Link
"An analysis by The Associated Press found Black coaches holding 59.4% of assistant roles in the top six basketball leagues – the Atlantic Coast, Big 12, Big East, Big Ten, Pac-12, and Southeastern conferences – for the 2022-23 season. Yet the rate for Black coaches holding the top jobs was 29.9% compared with white coaches (64.9%)"
This blows a hole in the talent pool theory, assuming the assistant coach pool is the most common rung before head coach.
The AP's statistical analysis is too simplistic to draw any conclusions. There are implied assumptions that are clearly incorrect.

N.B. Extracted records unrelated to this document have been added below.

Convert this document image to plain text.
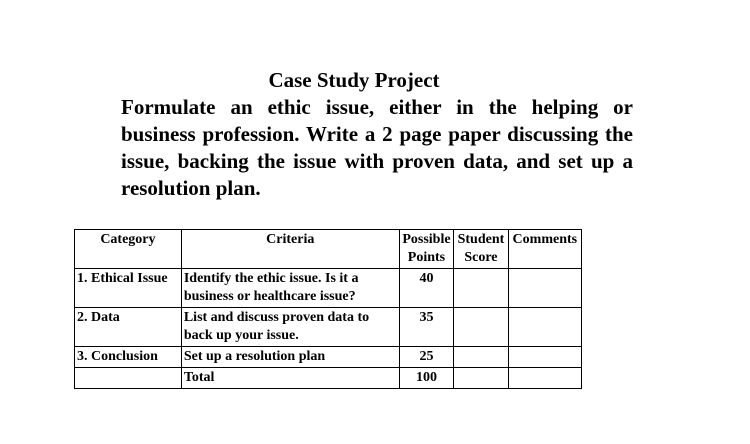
Case Study Project

Formulate an ethic issue, either in the helping or business profession. Write a 2 page paper discussing the issue, backing the issue with proven data, and set up a resolution plan.

Category	Criteria	Possible Points	Student Score	Comments
1. Ethical Issue	Identify the ethic issue. Is it a business or healthcare issue?	40		
2. Data	List and discuss proven data to back up your issue.	35		
3. Conclusion	Set up a resolution plan	25		
	Total	100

I think there is a generic issue at heart, as well as, some ones specific to this issue.
Generically
I think one reason is likely due to the Legal community introducing the horrid idea (statistically horrid, I Legal portion is completely separate) of "Disparate Impact." So much bad statistical analysis has its ideas at its heart when discussing racial issues.
The problem created by its invalid statistical concepts are applied which leads to problems properly identifying what the problem actually is, or maybe more aptly, where the problem lies. It follows that if one cannot define a problem, they cannot solve said problem. People that are motivated to solve said problems are inclined to latch onto it emotionally and then not think it through.
Specifically
The AP is not considering Lag time. head coaches don't start out as young men. It is almost never below 40. Heck, even assistants usually are breaking in at a little more advanced age. They cut there Chops at High schools and elsewhere. Moreover, head coaches last a very long time. There are not many P4 opportunities.

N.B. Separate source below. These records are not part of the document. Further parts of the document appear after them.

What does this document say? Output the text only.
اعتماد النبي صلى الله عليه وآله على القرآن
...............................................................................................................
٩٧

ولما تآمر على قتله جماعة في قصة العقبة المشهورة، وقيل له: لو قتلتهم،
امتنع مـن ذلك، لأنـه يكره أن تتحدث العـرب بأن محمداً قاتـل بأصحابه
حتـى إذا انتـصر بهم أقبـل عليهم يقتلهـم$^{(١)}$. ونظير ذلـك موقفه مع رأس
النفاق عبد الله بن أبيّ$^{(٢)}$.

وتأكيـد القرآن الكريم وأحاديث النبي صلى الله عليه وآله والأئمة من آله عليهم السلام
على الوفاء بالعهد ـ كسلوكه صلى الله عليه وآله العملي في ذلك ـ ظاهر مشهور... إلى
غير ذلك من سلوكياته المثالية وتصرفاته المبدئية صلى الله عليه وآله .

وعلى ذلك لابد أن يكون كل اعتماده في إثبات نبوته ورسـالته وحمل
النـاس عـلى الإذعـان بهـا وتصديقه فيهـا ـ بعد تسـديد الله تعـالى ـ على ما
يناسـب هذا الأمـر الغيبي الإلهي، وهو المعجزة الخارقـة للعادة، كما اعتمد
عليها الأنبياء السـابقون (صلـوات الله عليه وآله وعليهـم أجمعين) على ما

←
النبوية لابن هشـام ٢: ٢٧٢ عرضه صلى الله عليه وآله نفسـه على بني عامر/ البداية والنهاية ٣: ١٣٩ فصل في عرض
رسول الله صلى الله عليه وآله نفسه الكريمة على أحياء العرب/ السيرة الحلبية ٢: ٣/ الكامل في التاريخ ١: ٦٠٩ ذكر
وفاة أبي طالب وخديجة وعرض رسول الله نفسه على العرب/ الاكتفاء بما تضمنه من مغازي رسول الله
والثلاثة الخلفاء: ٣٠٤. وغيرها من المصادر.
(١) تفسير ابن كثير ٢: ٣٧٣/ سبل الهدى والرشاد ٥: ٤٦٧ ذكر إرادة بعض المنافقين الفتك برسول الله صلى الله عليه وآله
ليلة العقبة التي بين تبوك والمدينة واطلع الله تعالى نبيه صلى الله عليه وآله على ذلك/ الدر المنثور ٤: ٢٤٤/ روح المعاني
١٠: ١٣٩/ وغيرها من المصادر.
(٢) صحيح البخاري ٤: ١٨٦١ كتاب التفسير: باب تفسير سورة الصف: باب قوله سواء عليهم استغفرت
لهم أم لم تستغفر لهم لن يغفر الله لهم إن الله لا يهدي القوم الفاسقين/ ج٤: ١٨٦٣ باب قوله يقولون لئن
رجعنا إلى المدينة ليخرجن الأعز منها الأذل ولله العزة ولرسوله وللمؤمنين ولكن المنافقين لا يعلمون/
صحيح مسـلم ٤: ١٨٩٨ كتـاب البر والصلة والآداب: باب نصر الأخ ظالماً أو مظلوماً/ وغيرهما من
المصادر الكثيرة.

Additionally, There is an assumption in society that coaches should reflect the league they coach in instead of the actual population that coaches are made from. This is a problematic fallacy. It should reflect the entire population that are interested in coaching that specific sport. The introduction of women as male professional sport coaches should blow that assumption up. It hasn't yet.

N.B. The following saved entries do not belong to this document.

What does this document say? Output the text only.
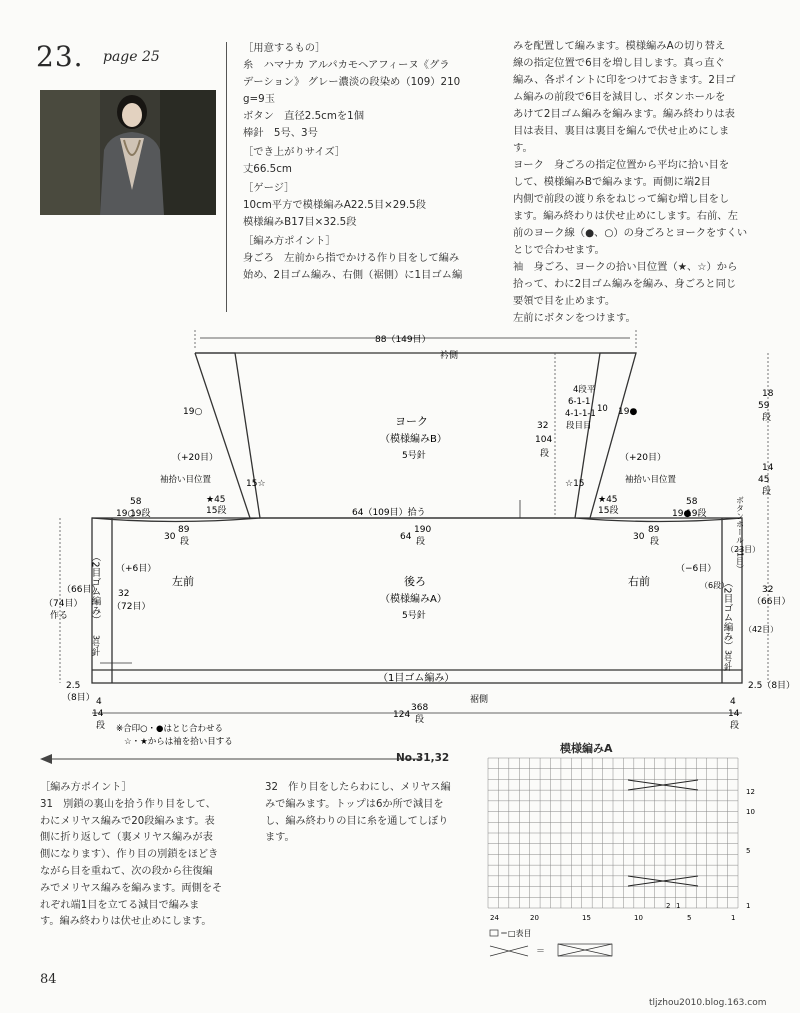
23. page 25

［用意するもの］

糸　ハマナカ アルパカモヘアフィーヌ《グラ

デーション》 グレー濃淡の段染め（109）210

g=9玉

ボタン　直径2.5cmを1個

棒針　5号、3号

［でき上がりサイズ］

丈66.5cm

［ゲージ］

10cm平方で模様編みA22.5目×29.5段

模様編みB17目×32.5段

［編み方ポイント］

身ごろ　左前から指でかける作り目をして編み

始め、2目ゴム編み、右側（裾側）に1目ゴム編

みを配置して編みます。模様編みAの切り替え

線の指定位置で6目を増し目します。真っ直ぐ

編み、各ポイントに印をつけておきます。2目ゴ

ム編みの前段で6目を減目し、ボタンホールを

あけて2目ゴム編みを編みます。編み終わりは表

目は表目、裏目は裏目を編んで伏せ止めにしま

す。

ヨーク　身ごろの指定位置から平均に拾い目を

して、模様編みBで編みます。両側に端2目

内側で前段の渡り糸をねじって編む増し目をし

ます。編み終わりは伏せ止めにします。右前、左

前のヨーク線（●、○）の身ごろとヨークをすくい

とじで合わせます。

袖　身ごろ、ヨークの拾い目位置（★、☆）から

拾って、わに2目ゴム編みを編み、身ごろと同じ

要領で目を止めます。

左前にボタンをつけます。

88（149目）
衿側
ヨーク
（模様編みB）
5号針
4段平
6-1-1
4-1-1-1
段目目
10
32
104
段
19○	19●
（+20目）	（+20目）
袖拾い目位置	袖拾い目位置
15☆	☆15
★45
15段
★45
15段
64（109目）拾う
58
19段
19○
58
19段
19●
30
89
段	30
89
段
64
190
段
18
59
段
14
45
段
ボタンホール（1目）
後ろ
（模様編みA）
5号針
左前	右前
（2目ゴム編み）
3号針	（2目ゴム編み）
3号針
（+6目）	（−6目）
32
（72目）
（66目）
（74目）
作る
32
（66目）
（23目）
（6段）
（42目）
（1目ゴム編み）
裾側
124
368
段
2.5
（8目）
2.5（8目）
4
14
段
4
14
段
※合印○・●はとじ合わせる
☆・★からは袖を拾い目する
No.31,32

［編み方ポイント］

31　別鎖の裏山を拾う作り目をして、

わにメリヤス編みで20段編みます。表

側に折り返して（裏メリヤス編みが表

側になります）、作り目の別鎖をほどき

ながら目を重ねて、次の段から往復編

みでメリヤス編みを編みます。両側をそ

れぞれ端1目を立てる減目で編みま

す。編み終わりは伏せ止めにします。

32　作り目をしたらわにし、メリヤス編

みで編みます。トップは6か所で減目を

し、編み終わりの目に糸を通してしぼり

ます。

模様編みA
12
10
5
1
24	20	15	10	5	1
2 1
＝□表目
＝
84
tljzhou2010.blog.163.com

You don't learn to coach by playing a sport. You almost learn nothing about coaching, by just playing. You can.
You can learn it by watching what good coaches do up close. However, you actually have to watch and analyze it from that perspective, instead of from the perspective of learning the game. Coaching X and Os is usually book study. Learning teaching, adapting, ,motivating, psychology, systems thinking, are not done while playing in game. That's probably why the bench warmers are often better suited than stars. Then you have to learn its application. There is more, that is beyond the scope of a post.
Once again just so its not confusing I am not stating one cannot learn some coaching from playing a sport at a high level. That is not true. One can learn a lot. I am getting at that coaching is a discipline all unto itself - it must be practiced. It must be learned specifically.
An illustrative anecdote comes from John Wooden. I read something he wrote where he attributes how he learned to become a great basketball coach not from coaching basketball at all. He learned it from the single year he coached baseball. As a baseball coach myself, I think (Hypothesizing from his other stuff) he took mental toughness elements that are inherently necessary to even be competitive in baseball, and brought them to basketball. They work even better there (and are mimicked by Izzo,, Daddy Pitino, Wooden, Spoelestra, and others).